26 - "La Rossa Mano Destra" ("The Red Right Hand", 1945) di Joel Townsley Rogers

Copertina dell'edizione pubblicata dalla
Polillo Editore
Se ricordate, nell'introduzione alla recensione di "Presagio di Morte" di Patrick Quentin, mi ero soffermato sul fatto che la classica crime story, soprattutto di stampo britannico, viene da sempre considerata come qualcosa di prevedibile e confortevole al limite del nauseante, mescolato a un'altezzosità che rasenta lo snobismo. Tra le altre cose, le è stato imputato di mostrarsi distante dalla realtà odierna, di narrare vicende noiose e soporifere e di sfruttare stereotipi stantii, con toni pedanti al limite della pignoleria e attraverso temi insulsi; soprattutto in Italia, forse a causa dalla grande popolarità che, all'interno del genere, ha indirettamente ottenuto Agatha Christie rispetto al resto dei suoi colleghi: i suoi romanzi, infatti, spesso si concentrano sullo sfruttamento di luoghi comuni (benché declinati in modo innovativo ed originale) e risultano ambientati in classici scenari come villaggi di campagna e case signorili, in cui vivono famiglie perlomeno agiate, con il conseguente risultato che il lettore occasionale si fa l'idea che tutta la letteratura di questo tipo ruoti attorno a tali elementi. Eppure, una simile considerazione della crime story della Golden Age non può essere accettata dal lettore appassionato e consapevole: anzi, benché fino a poco tempo fa anche fuori dal nostro Paese il "giallo" venisse considerato come qualcosa di estremamente convenzionale (in Inghilterra, ad esempio, erano soprattutto le Crime Queens Dorothy L. Sayers, Margery Allingham, Ngaio Marsh e Agatha Christie a dominare la scena editoriale, grazie ai loro libri all'apparenza espressione del mystery più tradizionale, prima delle riscoperta di altre opere più ciniche, destabilizzanti e sconcertanti come quelle di Anthony Berkeley), chiunque abbia letto numerosi romanzi gialli può confermare che niente potrebbe essere più distante dalla realtà.

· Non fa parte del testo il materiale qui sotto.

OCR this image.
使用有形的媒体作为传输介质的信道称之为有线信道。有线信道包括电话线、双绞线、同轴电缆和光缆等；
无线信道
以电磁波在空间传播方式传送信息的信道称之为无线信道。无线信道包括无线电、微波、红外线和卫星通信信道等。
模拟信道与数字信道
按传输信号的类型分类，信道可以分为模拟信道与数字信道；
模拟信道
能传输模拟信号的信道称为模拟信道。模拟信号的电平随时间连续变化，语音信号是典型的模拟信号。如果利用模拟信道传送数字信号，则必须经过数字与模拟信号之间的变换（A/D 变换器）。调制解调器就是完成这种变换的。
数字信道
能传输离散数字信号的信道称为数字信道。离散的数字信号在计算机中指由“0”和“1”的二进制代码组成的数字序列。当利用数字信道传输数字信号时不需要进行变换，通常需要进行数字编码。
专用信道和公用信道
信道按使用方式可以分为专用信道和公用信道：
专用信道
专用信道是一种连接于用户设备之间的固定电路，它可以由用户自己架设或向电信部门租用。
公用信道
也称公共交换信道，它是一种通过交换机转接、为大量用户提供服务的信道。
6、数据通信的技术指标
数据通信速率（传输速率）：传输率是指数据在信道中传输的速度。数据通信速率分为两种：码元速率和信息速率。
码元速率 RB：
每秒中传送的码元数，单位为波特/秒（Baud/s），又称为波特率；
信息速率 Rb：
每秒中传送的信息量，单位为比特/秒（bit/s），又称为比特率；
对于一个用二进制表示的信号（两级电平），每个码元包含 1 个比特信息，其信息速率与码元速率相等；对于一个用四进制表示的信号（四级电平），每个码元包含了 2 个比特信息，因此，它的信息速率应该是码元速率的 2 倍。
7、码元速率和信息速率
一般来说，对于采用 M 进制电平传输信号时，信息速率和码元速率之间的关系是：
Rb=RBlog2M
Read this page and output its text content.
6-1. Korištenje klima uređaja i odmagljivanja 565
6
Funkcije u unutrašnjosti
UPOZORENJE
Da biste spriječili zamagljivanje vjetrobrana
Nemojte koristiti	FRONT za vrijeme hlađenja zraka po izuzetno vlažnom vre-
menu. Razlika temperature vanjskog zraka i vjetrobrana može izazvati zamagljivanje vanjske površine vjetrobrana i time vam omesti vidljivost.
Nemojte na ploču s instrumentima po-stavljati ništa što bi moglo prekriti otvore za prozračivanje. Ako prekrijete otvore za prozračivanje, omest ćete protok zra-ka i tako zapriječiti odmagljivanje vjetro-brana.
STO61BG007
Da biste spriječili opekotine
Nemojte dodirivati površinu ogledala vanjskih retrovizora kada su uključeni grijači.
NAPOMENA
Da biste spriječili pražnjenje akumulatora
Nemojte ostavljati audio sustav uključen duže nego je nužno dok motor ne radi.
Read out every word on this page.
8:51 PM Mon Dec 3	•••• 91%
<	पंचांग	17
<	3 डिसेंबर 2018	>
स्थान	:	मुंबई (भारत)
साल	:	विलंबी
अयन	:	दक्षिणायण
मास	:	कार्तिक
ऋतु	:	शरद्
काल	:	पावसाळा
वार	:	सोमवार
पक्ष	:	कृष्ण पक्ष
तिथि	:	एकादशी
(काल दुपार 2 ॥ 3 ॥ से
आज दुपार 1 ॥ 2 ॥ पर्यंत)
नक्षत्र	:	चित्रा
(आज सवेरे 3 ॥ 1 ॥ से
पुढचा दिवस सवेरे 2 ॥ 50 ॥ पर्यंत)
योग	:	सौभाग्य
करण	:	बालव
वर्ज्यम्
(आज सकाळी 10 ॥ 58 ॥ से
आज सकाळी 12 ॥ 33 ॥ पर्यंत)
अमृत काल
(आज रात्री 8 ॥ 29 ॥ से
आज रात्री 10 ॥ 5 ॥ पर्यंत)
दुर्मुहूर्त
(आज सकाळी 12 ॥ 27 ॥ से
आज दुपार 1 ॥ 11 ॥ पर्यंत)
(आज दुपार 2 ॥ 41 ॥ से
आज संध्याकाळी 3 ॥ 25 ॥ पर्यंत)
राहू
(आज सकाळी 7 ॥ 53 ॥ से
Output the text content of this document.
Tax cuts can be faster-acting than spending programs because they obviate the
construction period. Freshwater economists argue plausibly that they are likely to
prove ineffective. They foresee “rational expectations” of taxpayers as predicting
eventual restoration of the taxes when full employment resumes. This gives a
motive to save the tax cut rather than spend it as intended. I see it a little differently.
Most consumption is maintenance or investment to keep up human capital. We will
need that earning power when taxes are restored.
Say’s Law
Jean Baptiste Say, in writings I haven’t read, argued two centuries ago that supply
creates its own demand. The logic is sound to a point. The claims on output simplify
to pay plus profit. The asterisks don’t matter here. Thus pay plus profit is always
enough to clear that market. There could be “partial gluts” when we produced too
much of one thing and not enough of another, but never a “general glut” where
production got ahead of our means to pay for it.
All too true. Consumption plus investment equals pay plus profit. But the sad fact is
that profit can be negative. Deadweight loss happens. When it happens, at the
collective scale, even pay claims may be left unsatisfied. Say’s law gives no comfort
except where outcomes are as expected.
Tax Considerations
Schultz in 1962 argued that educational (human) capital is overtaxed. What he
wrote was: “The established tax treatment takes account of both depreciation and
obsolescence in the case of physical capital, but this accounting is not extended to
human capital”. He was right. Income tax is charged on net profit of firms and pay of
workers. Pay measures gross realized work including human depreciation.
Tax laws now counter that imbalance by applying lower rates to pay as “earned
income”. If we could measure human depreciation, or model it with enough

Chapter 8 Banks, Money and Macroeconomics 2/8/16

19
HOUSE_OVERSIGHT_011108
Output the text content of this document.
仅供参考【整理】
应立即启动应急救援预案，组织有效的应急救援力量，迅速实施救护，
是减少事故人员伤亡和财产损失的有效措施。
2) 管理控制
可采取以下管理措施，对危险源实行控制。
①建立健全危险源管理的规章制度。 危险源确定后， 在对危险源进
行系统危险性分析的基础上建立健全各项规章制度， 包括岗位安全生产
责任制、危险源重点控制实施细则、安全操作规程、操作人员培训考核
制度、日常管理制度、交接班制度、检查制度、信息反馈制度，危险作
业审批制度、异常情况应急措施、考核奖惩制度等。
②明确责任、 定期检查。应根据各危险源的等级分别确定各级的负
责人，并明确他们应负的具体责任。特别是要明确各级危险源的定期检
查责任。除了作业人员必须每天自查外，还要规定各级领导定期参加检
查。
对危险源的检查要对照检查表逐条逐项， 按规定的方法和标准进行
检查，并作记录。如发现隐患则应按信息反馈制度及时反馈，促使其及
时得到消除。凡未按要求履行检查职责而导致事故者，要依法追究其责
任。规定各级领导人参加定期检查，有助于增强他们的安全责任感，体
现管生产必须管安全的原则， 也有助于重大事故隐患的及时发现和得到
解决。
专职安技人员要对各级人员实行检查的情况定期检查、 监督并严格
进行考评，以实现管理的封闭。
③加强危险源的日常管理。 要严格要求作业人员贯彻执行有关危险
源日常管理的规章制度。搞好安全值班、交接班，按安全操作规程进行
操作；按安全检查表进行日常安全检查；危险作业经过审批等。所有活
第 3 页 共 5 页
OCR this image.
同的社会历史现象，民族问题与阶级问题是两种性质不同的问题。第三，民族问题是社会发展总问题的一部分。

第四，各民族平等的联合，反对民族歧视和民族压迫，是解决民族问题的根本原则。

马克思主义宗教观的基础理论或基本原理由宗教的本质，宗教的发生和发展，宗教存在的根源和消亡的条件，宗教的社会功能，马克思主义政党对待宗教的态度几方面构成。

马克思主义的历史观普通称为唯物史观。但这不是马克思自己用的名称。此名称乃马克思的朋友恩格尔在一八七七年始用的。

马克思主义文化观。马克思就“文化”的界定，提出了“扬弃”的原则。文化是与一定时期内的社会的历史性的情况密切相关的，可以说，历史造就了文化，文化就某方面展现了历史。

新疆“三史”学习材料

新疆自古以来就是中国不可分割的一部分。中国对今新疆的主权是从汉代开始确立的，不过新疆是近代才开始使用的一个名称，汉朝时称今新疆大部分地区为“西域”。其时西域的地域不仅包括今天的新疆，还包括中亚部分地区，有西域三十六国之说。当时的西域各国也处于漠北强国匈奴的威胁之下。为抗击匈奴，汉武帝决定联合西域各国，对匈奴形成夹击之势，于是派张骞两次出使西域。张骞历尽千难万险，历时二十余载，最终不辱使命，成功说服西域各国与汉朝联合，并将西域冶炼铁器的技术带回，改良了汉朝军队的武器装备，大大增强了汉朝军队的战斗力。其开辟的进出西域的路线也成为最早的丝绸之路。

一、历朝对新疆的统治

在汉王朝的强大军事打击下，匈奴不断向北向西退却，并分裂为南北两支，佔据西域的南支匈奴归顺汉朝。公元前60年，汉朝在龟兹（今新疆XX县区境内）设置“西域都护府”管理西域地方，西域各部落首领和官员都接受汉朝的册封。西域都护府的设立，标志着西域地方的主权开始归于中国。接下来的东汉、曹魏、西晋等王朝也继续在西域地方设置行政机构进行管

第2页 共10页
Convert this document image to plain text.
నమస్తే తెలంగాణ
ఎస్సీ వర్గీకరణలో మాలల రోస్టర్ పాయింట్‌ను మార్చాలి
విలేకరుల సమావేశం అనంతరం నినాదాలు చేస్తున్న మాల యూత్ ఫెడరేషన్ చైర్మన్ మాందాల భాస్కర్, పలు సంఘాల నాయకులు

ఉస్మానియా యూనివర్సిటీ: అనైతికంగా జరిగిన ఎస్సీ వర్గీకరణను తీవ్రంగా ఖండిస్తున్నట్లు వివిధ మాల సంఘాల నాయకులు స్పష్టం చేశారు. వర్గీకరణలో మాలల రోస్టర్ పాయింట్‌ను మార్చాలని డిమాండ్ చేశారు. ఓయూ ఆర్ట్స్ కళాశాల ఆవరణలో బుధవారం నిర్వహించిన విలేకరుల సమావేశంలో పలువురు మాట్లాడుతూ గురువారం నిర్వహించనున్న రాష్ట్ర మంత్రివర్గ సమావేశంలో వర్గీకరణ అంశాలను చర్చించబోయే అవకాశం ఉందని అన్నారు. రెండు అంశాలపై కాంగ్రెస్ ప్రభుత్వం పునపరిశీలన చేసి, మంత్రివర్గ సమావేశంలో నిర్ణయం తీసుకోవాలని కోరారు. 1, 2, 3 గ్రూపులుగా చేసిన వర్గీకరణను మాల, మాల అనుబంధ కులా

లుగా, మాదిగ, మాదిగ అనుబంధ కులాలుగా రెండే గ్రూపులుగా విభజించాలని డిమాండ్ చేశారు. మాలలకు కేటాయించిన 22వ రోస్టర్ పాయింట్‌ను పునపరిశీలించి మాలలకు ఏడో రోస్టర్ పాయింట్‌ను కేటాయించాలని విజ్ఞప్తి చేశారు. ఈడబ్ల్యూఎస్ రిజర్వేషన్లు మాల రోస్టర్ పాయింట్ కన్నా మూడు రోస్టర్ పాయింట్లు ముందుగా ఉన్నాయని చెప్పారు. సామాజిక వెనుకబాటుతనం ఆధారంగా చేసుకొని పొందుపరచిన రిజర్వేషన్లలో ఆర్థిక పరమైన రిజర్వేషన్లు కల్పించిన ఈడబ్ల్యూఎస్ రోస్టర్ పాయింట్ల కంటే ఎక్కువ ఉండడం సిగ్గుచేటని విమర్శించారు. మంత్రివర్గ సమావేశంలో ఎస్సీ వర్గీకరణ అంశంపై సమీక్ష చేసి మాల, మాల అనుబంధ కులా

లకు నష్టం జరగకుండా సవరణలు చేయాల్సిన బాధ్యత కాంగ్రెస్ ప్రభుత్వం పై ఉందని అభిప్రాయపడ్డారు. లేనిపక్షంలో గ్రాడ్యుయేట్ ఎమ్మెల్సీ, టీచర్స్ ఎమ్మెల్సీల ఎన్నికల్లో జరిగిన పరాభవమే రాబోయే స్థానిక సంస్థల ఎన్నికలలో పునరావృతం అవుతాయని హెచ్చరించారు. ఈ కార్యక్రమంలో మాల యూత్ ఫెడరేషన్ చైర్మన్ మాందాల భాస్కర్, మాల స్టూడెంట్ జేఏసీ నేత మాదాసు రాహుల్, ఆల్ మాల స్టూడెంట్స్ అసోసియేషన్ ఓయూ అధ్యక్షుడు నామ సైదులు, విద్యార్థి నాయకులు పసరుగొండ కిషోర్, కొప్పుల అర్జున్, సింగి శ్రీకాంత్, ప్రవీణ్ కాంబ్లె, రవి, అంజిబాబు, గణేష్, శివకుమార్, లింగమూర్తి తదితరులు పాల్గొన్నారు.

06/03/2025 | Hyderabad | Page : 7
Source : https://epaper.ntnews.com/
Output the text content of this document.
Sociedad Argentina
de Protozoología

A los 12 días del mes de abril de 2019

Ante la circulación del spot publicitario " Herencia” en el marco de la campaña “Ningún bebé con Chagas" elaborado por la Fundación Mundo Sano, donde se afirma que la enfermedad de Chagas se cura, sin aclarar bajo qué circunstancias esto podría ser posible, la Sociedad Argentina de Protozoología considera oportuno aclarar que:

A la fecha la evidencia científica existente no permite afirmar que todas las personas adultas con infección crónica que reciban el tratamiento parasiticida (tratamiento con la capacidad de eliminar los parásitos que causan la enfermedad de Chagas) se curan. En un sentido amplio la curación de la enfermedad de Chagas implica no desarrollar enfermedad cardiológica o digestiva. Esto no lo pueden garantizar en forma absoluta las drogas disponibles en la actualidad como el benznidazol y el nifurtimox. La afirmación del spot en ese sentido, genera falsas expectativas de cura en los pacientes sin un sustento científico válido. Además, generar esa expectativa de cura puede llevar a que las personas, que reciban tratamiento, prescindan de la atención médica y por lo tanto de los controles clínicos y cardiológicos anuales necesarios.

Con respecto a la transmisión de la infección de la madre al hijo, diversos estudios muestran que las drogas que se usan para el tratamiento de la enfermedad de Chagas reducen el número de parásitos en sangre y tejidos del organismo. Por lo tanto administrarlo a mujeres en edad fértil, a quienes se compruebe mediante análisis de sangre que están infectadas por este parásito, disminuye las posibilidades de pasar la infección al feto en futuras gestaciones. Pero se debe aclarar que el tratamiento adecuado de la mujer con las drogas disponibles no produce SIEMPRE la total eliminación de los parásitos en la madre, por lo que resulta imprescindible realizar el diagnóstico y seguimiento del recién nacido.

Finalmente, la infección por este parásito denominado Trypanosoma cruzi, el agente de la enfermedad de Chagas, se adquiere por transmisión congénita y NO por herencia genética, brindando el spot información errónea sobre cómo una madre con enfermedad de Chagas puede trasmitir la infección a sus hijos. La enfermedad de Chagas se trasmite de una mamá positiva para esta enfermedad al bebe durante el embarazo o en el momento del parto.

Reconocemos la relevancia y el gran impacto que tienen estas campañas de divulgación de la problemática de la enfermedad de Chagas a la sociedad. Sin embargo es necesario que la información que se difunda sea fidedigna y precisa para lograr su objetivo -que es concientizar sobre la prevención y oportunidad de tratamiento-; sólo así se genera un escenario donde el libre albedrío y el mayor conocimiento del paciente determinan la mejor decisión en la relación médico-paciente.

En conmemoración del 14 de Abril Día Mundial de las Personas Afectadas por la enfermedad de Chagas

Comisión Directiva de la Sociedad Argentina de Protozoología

Il più delle volte, infatti, se si presta la dovuta attenzione, ci si rende conto che il mystery viene declinato secondo criteri inattesi, che si concentrano su aspetti cinici e poco confortevoli della vita quotidiana ma ancora attuali ai nostri giorni, introducendo elementi di rottura con le aspettative di chi legge e trattando argomenti "scomodi" e spiacevoli, i quali vanno al di là delle impressioni superficiali che ci si può fare in un primo momento. Addirittura, alcuni autori sono riusciti a dare vita a romanzi del mistero insoliti e curiosi, spesso ignorati dal largo bacino dei lettori perché troppo in anticipo sui tempi ma, senza dubbio, di grande impatto; libri "leggendari, perduti, riemersi poco a poco dalle sabbie del tempo", come recita una definizione che ho letto qualche anno fa, scritti nella prima metà del Novecento ma da considerare come indispensabili nel dare vita al thriller moderno. Abbiamo già citato Anthony Berkeley, il quale ha creato alcune delle opere più innovative di questo genere come "Il Caso dei Cioccolatini Avvelenati"o, sotto lo pseudonimo di Francis Iles, "L'Omicidio è un Affare Serio"; oppure Patrick Quentin e il suo "Presagio di Morte": entrambi sono tipici esempi di come storie ambientate in tipici villaggi di campagna o secondo criteri consueti, in realtà presentino caratteri che provocano disagio e turbamento molto forti. Potremmo aggiungere anche i libri di Norman Berrow, ormai introvabili pure in lingua originale; quelli di alcuni autori francesi, pubblicati una sola volta negli anni '30; quelli di alcuni autori giapponesi, i "nuovi maestri" del genere; tutte opere speciali, nate da intuizioni al limite dell'impossibile e del paranormale e talmente originali da aver creato una sorta di mito. A questa ristretta cerchia, a mio modesto parere, appartiene pure "La Rossa Mano Destra" (Polillo Editore, 2005), il secondo romanzo scritto da Joel Townsley Rogers e che verrà ripubblicato dalla Penzler Publishing nel corso dell'anno. Si tratta di un vero e proprio tour de force, uno dei quei pochi romanzi (americani e non) che a ragione possono essere definiti perfetti, in cui il giallo classico si mescola al romanzo psicologico americano per creare un ibrido che cattura l'attenzione, grazie a una scrittura fortemente ipnotica e a un impeccabile enigma di tipo tradizionale; venato tuttavia da un'atmosfera psicologica oscura e inquietante, in cui l'orrore va di pari passo con l'inspiegabile.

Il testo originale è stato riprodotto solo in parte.